Jim Jordan loses second vote for House speaker, as moderate Republicans refuse to rally behind Trump’s pick
The House is considering granting limited powers to Speaker Pro Tempore Patrick McHenry to overcome the legislative impasse caused by the speakership debacle
For decades, electing the speaker of the House of Representatives had been a formality, almost procedural. The party that held the majority in the chamber would meet, vote among its candidates, and close ranks with the preferred one. However, the far-right wing of the Republican Party broke with that tradition in January when it elected Kevin McCarthy as speaker, continued to disrespect it last week by not accepting the nomination of Steve Scalise, and now, it is tasting its own medicine. Moderate Republicans have stood up to what several party congressmen have called “a coup” and rejected for a second day giving the speakership to hardliner Jim Jordan, a Trump loyalist.
As a state wrestling champion in his native Ohio, Jordan racked up an impressive record of 156 wins to just one loss while in high school. As a candidate for speaker of the House of Representatives, he already has two defeats to his name. On the second ballot, he again fell short of the 217 votes he needed to be elected speaker. On Tuesday he obtained 200 votes from within his party; a day later — 199. A total of 22 members of his party turned their backs on him. Once again, Democrat Hakeem Jeffries won the most votes (212), but still fell short of reaching the necessary majority.
To overcome the legislative impasse caused by the absence of a speaker, Democrats have proposed granting limited powers to Speaker Pro Tempore Patrick McHenry, who took the speaker’s gavel when McCarthy was ousted. The initiative could be voted on as early as Wednesday. The idea is that the House could resume functioning even without a permanent Speaker. With this, the House could avert a looming federal government shutdown next month when a stopgap measure approved a few weeks ago expires. The chamber could also approve an aid package for Ukraine and Israel that President Joe Biden plans to request as soon as it is feasible.

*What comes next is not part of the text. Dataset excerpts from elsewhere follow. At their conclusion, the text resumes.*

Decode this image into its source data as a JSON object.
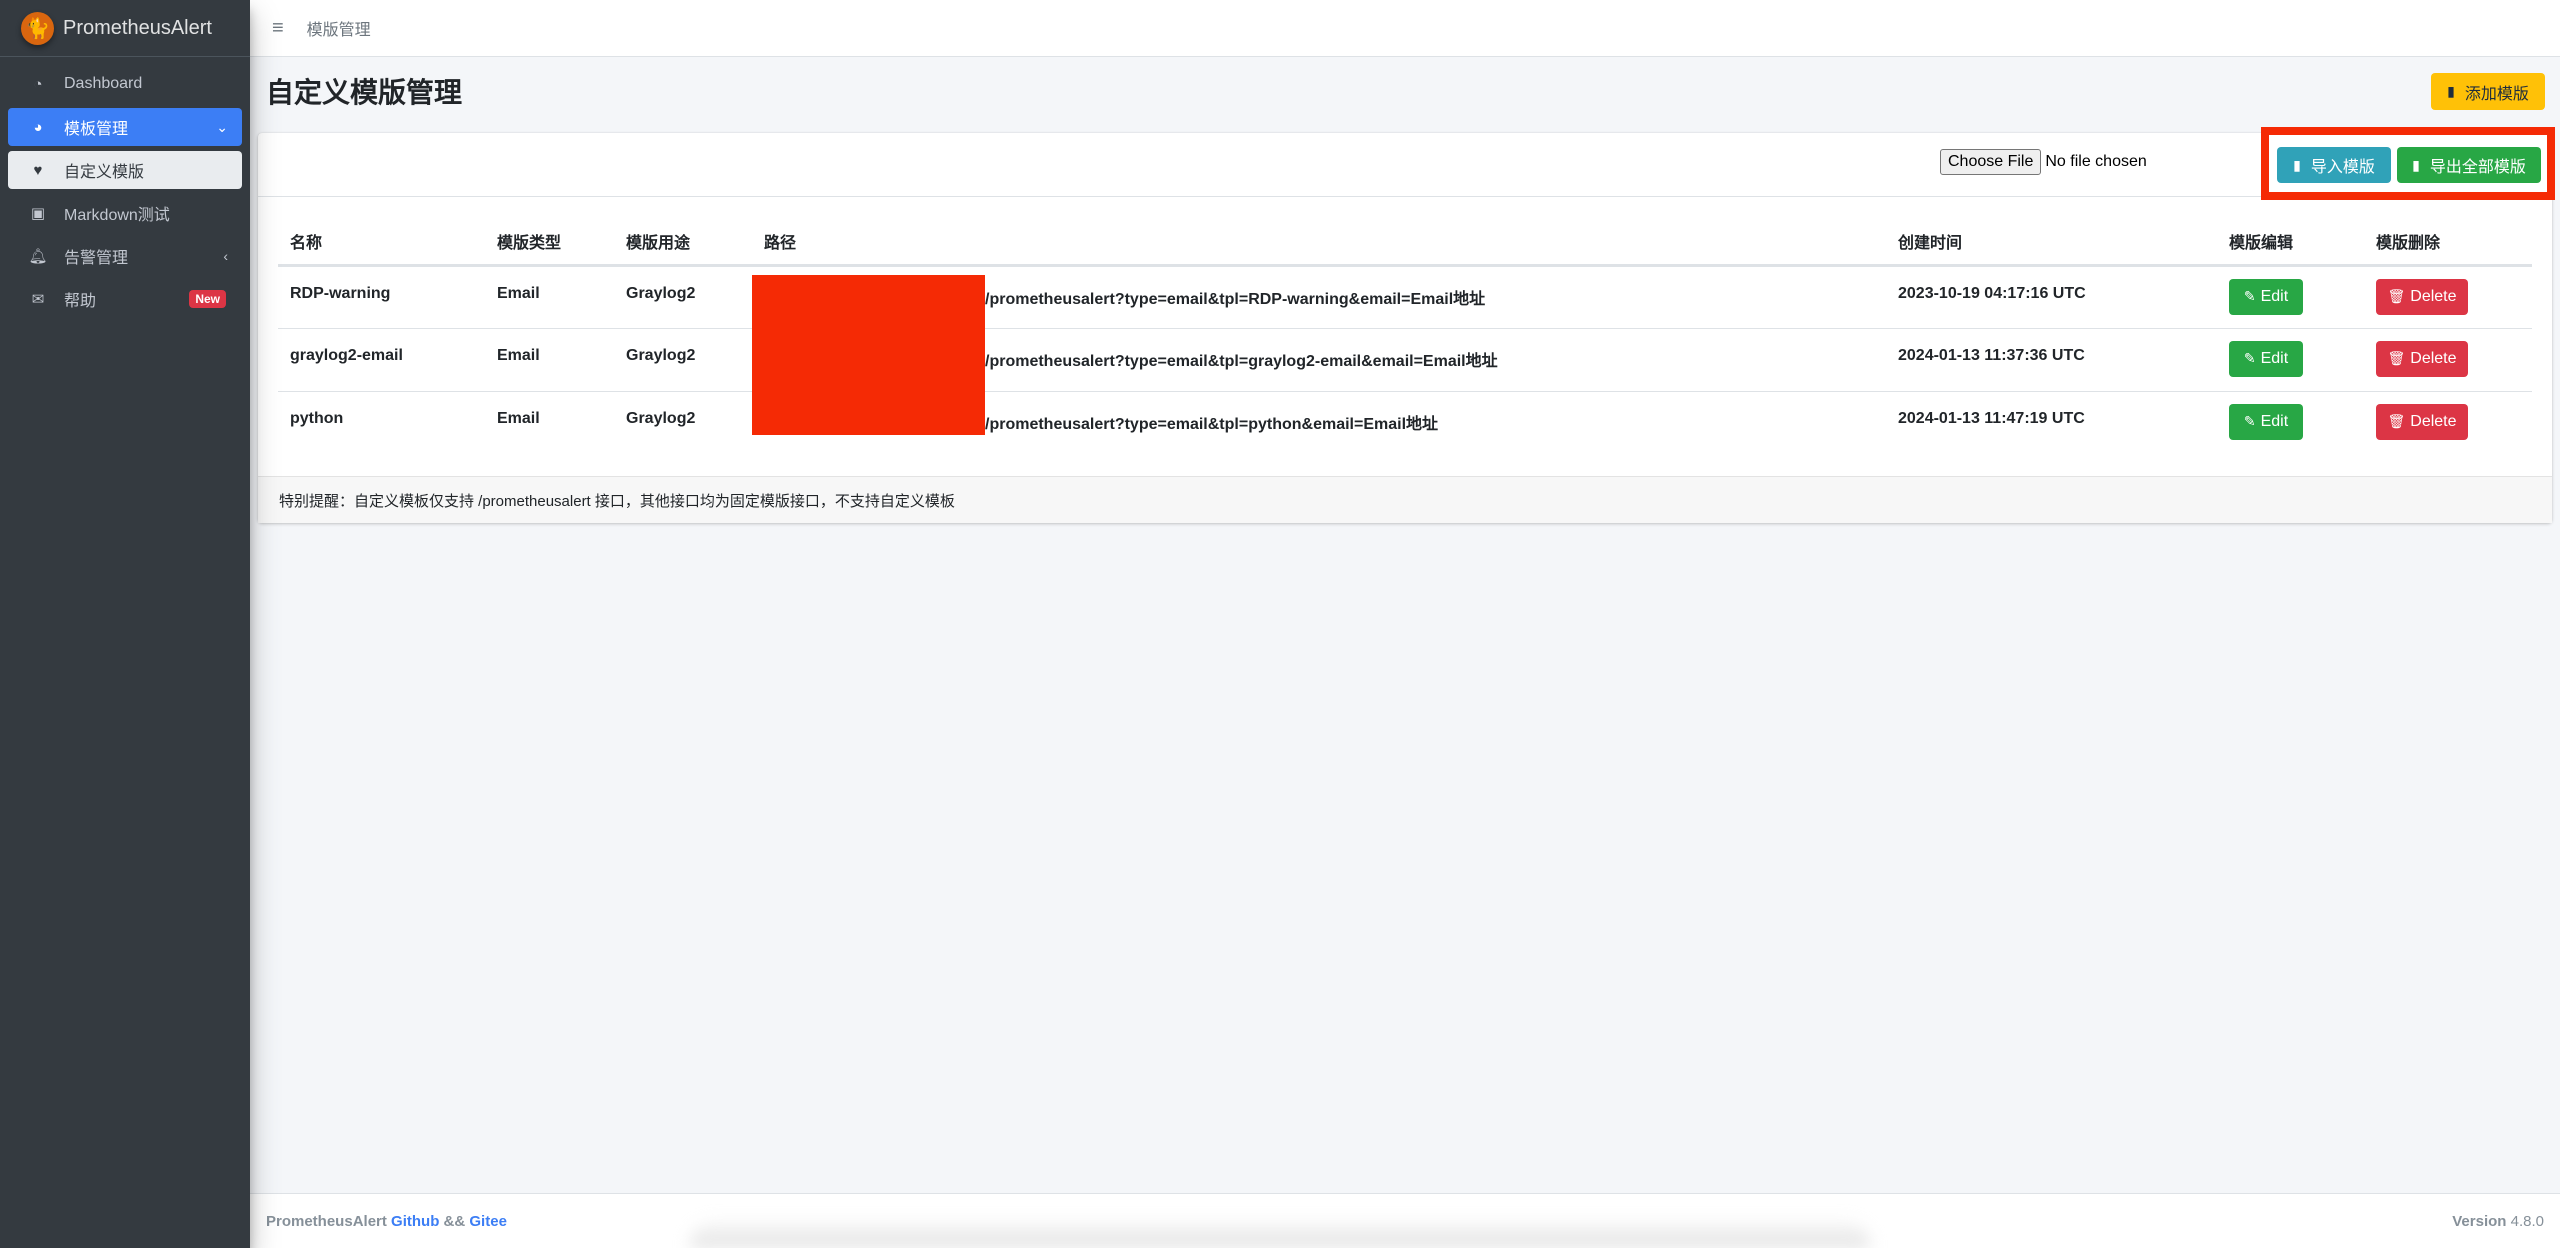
{
  "brand": {
    "name": "PrometheusAlert",
    "logo_icon": "prometheus-logo-icon"
  },
  "sidebar": {
    "items": [
      {
        "label": "Dashboard",
        "icon": "dashboard-gauge-icon",
        "icon_glyph": "◔"
      },
      {
        "label": "模板管理",
        "icon": "pie-chart-icon",
        "icon_glyph": "◕",
        "right": "⌄",
        "active": true
      },
      {
        "label": "自定义模版",
        "icon": "heart-icon",
        "icon_glyph": "♥",
        "sub_active": true
      },
      {
        "label": "Markdown测试",
        "icon": "image-icon",
        "icon_glyph": "▣"
      },
      {
        "label": "告警管理",
        "icon": "bell-icon",
        "icon_glyph": "🔔",
        "right": "‹"
      },
      {
        "label": "帮助",
        "icon": "envelope-icon",
        "icon_glyph": "✉",
        "badge": "New"
      }
    ]
  },
  "topnav": {
    "menu_glyph": "≡",
    "link": "模版管理"
  },
  "page": {
    "title": "自定义模版管理",
    "add_button": "添加模版",
    "file_input": {
      "button": "Choose File",
      "status": "No file chosen"
    },
    "import_button": "导入模版",
    "export_button": "导出全部模版",
    "file_glyph": "▮"
  },
  "table": {
    "headers": [
      "名称",
      "模版类型",
      "模版用途",
      "路径",
      "创建时间",
      "模版编辑",
      "模版删除"
    ],
    "rows": [
      {
        "name": "RDP-warning",
        "type": "Email",
        "purpose": "Graylog2",
        "path": "/prometheusalert?type=email&tpl=RDP-warning&email=Email地址",
        "created": "2023-10-19 04:17:16 UTC",
        "edit": "Edit",
        "delete": "Delete"
      },
      {
        "name": "graylog2-email",
        "type": "Email",
        "purpose": "Graylog2",
        "path": "/prometheusalert?type=email&tpl=graylog2-email&email=Email地址",
        "created": "2024-01-13 11:37:36 UTC",
        "edit": "Edit",
        "delete": "Delete"
      },
      {
        "name": "python",
        "type": "Email",
        "purpose": "Graylog2",
        "path": "/prometheusalert?type=email&tpl=python&email=Email地址",
        "created": "2024-01-13 11:47:19 UTC",
        "edit": "Edit",
        "delete": "Delete"
      }
    ],
    "edit_glyph": "✎",
    "delete_glyph": "🗑"
  },
  "note": "特别提醒：自定义模板仅支持 /prometheusalert 接口，其他接口均为固定模版接口，不支持自定义模板",
  "footer": {
    "brand": "PrometheusAlert",
    "github": "Github",
    "sep": "&&",
    "gitee": "Gitee",
    "version_label": "Version",
    "version": "4.8.0"
  },
  "colors": {
    "sidebar_bg": "#343a40",
    "primary": "#3c7ef5",
    "warning": "#ffc107",
    "info": "#30a2b8",
    "success": "#28a745",
    "danger": "#dc3545",
    "highlight": "#f52a05"
  }
}
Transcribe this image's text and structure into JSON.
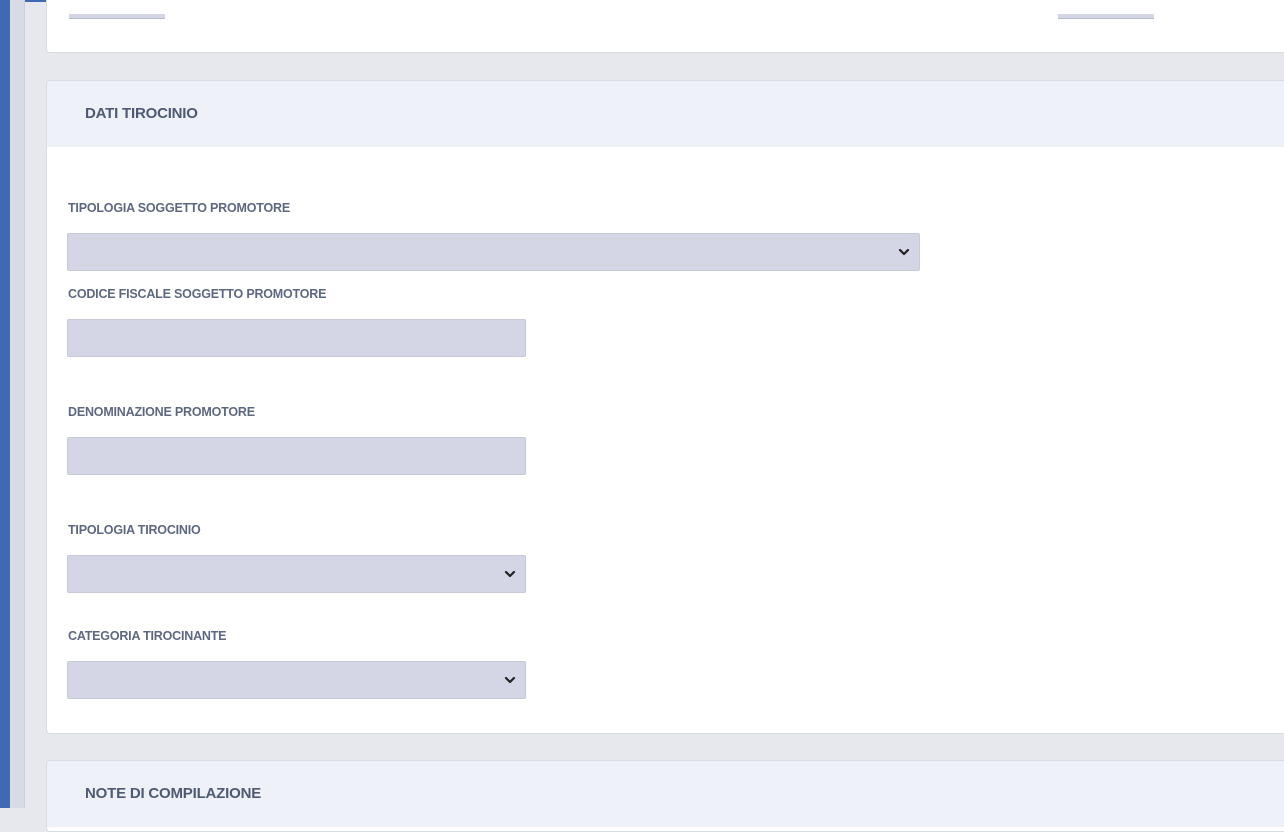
{
  "sections": {
    "dati_tirocinio": {
      "title": "DATI TIROCINIO",
      "fields": {
        "tipologia_soggetto_promotore": {
          "label": "TIPOLOGIA SOGGETTO PROMOTORE",
          "type": "select",
          "value": ""
        },
        "codice_fiscale_soggetto_promotore": {
          "label": "CODICE FISCALE SOGGETTO PROMOTORE",
          "type": "text",
          "value": ""
        },
        "denominazione_promotore": {
          "label": "DENOMINAZIONE PROMOTORE",
          "type": "text",
          "value": ""
        },
        "tipologia_tirocinio": {
          "label": "TIPOLOGIA TIROCINIO",
          "type": "select",
          "value": ""
        },
        "categoria_tirocinante": {
          "label": "CATEGORIA TIROCINANTE",
          "type": "select",
          "value": ""
        }
      }
    },
    "note_di_compilazione": {
      "title": "NOTE DI COMPILAZIONE"
    }
  },
  "icons": {
    "select_chevron": "chevron-down-icon"
  },
  "colors": {
    "frame_blue": "#3f69b3",
    "field_fill": "#d4d6e6",
    "header_fill": "#eef1f8",
    "label_text": "#5d6880"
  }
}
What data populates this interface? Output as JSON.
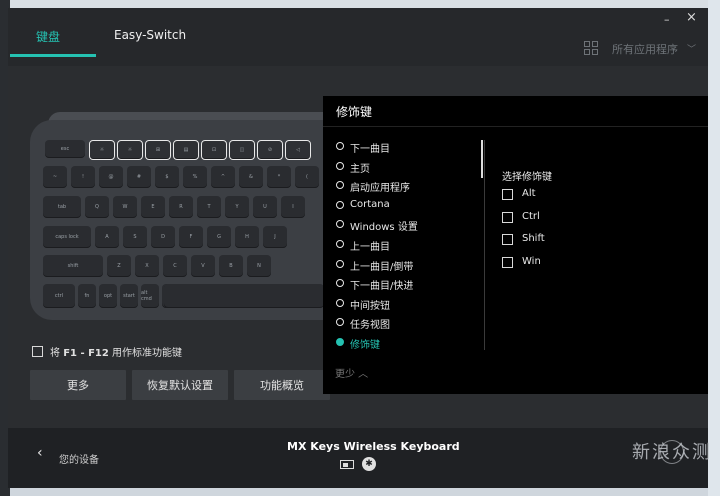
{
  "window": {
    "minimize": "–",
    "close": "×"
  },
  "tabs": [
    {
      "label": "键盘"
    },
    {
      "label": "Easy-Switch"
    }
  ],
  "apps_filter": {
    "label": "所有应用程序",
    "chevron": "﹀"
  },
  "keyboard": {
    "row0": [
      "esc",
      "☼",
      "☼",
      "⊞",
      "▤",
      "⊡",
      "◫",
      "⊘",
      "◁"
    ],
    "row1": [
      "~",
      "!",
      "@",
      "#",
      "$",
      "%",
      "^",
      "&",
      "*",
      "("
    ],
    "row2": [
      "tab",
      "Q",
      "W",
      "E",
      "R",
      "T",
      "Y",
      "U",
      "I"
    ],
    "row3": [
      "caps lock",
      "A",
      "S",
      "D",
      "F",
      "G",
      "H",
      "J"
    ],
    "row4": [
      "shift",
      "Z",
      "X",
      "C",
      "V",
      "B",
      "N"
    ],
    "row5": [
      "ctrl",
      "fn",
      "opt",
      "start",
      "alt cmd",
      "alt"
    ]
  },
  "fn_option": {
    "prefix": "将 ",
    "keys": "F1 - F12",
    "suffix": " 用作标准功能键"
  },
  "buttons": {
    "more": "更多",
    "restore": "恢复默认设置",
    "overview": "功能概览"
  },
  "panel": {
    "title": "修饰键",
    "options": [
      {
        "label": "下一曲目",
        "selected": false
      },
      {
        "label": "主页",
        "selected": false
      },
      {
        "label": "启动应用程序",
        "selected": false
      },
      {
        "label": "Cortana",
        "selected": false
      },
      {
        "label": "Windows 设置",
        "selected": false
      },
      {
        "label": "上一曲目",
        "selected": false
      },
      {
        "label": "上一曲目/倒带",
        "selected": false
      },
      {
        "label": "下一曲目/快进",
        "selected": false
      },
      {
        "label": "中间按钮",
        "selected": false
      },
      {
        "label": "任务视图",
        "selected": false
      },
      {
        "label": "修饰键",
        "selected": true
      }
    ],
    "more_label": "更少 ︿",
    "modifiers_title": "选择修饰键",
    "modifiers": [
      "Alt",
      "Ctrl",
      "Shift",
      "Win"
    ]
  },
  "bottom": {
    "back_label": "您的设备",
    "back_chevron": "‹",
    "device": "MX Keys Wireless Keyboard",
    "bt_icon": "✱"
  },
  "watermark": "新浪众测",
  "colors": {
    "accent": "#25c2b2",
    "panel": "#000000",
    "window": "#2b2d30"
  }
}
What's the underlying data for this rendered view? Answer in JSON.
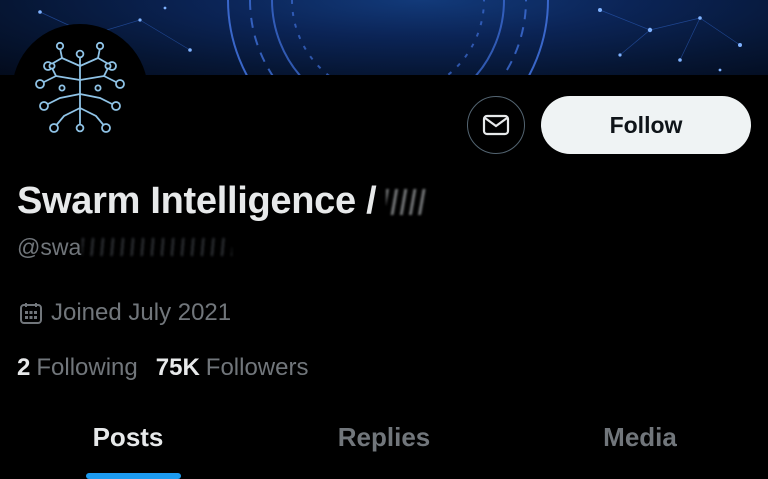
{
  "profile": {
    "display_name": "Swarm Intelligence /",
    "handle": "@swa",
    "joined": "Joined July 2021",
    "following_count": "2",
    "following_label": "Following",
    "followers_count": "75K",
    "followers_label": "Followers"
  },
  "actions": {
    "message_icon": "envelope-icon",
    "follow_label": "Follow"
  },
  "tabs": [
    {
      "label": "Posts",
      "active": true
    },
    {
      "label": "Replies",
      "active": false
    },
    {
      "label": "Media",
      "active": false
    }
  ],
  "colors": {
    "background": "#000000",
    "primary_text": "#e7e9ea",
    "secondary_text": "#71767b",
    "accent": "#1d9bf0",
    "follow_button_bg": "#eff3f4"
  }
}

Jordan, 59, has encountered pushback from moderate Republicans who oppose his election on a variety of grounds. Some represent districts with a centrist constituency, where Biden won in the 2020 election, and believe electing a Trump-allied election denier could make them lose their seats in the 2024 elections. Others, primarily from the House Budget Committee, see in Jordan an enemy of government spending, even when it is to deal with emergencies and natural disasters. Some simply refuse to elect a congressman who was singled out by the committee investigating the assault on the U.S. Capitol for his role in the Jan. 6, 2021 insurgence. Jordan defended Trump’s efforts to overturn Biden’s victory in the 2020 election.
Moderate Republicans have been pressured by their hard-right colleagues and conservative media to kowtow to the Trumpist candidate, who has not signed a single bill in Congress in his more than 16 years as a legislator. He has been more an agent of chaos than a consensus-builder. Former Republican House Speaker John Boener went so far as to call him a “legislative terrorist.”
Jordan has garnered less support from his party, in fact, than McCarthy had to remain as speaker. Some members of Congress are proposing that the motion to vacate the speakership — used to dethrone McCarthy — be reformed, so a handful of House Republicans can never again force a speaker out without a majority to elect a replacement.
The conservative-leaning The Wall Street Journal criticized that attitude in an editorial that must have made the ears of Matt Gaetz, the congressman behind McCarthy’s ouster, ring: “What kind of an idiot mutineer takes over the man-of-war, tosses the captain overboard, and then spends two weeks pulling ropes at random, hoping like hell that the thing will somehow drift ashore before the supplies run out?”
The legislative gridlock caused by the speaker debacle is further complicated by the fact that the Senate has a Democratic majority of 51 to 49, while the House of Representatives, where there are two vacancies, is dominated by the Republicans (221 to 212). For the approval of any law, including budgetary ones, a majority is needed in both, which forces negotiations, cessions and compromises, just the opposite of Jim Jordan’s record, who prefers to fight, just as he did when he was a student.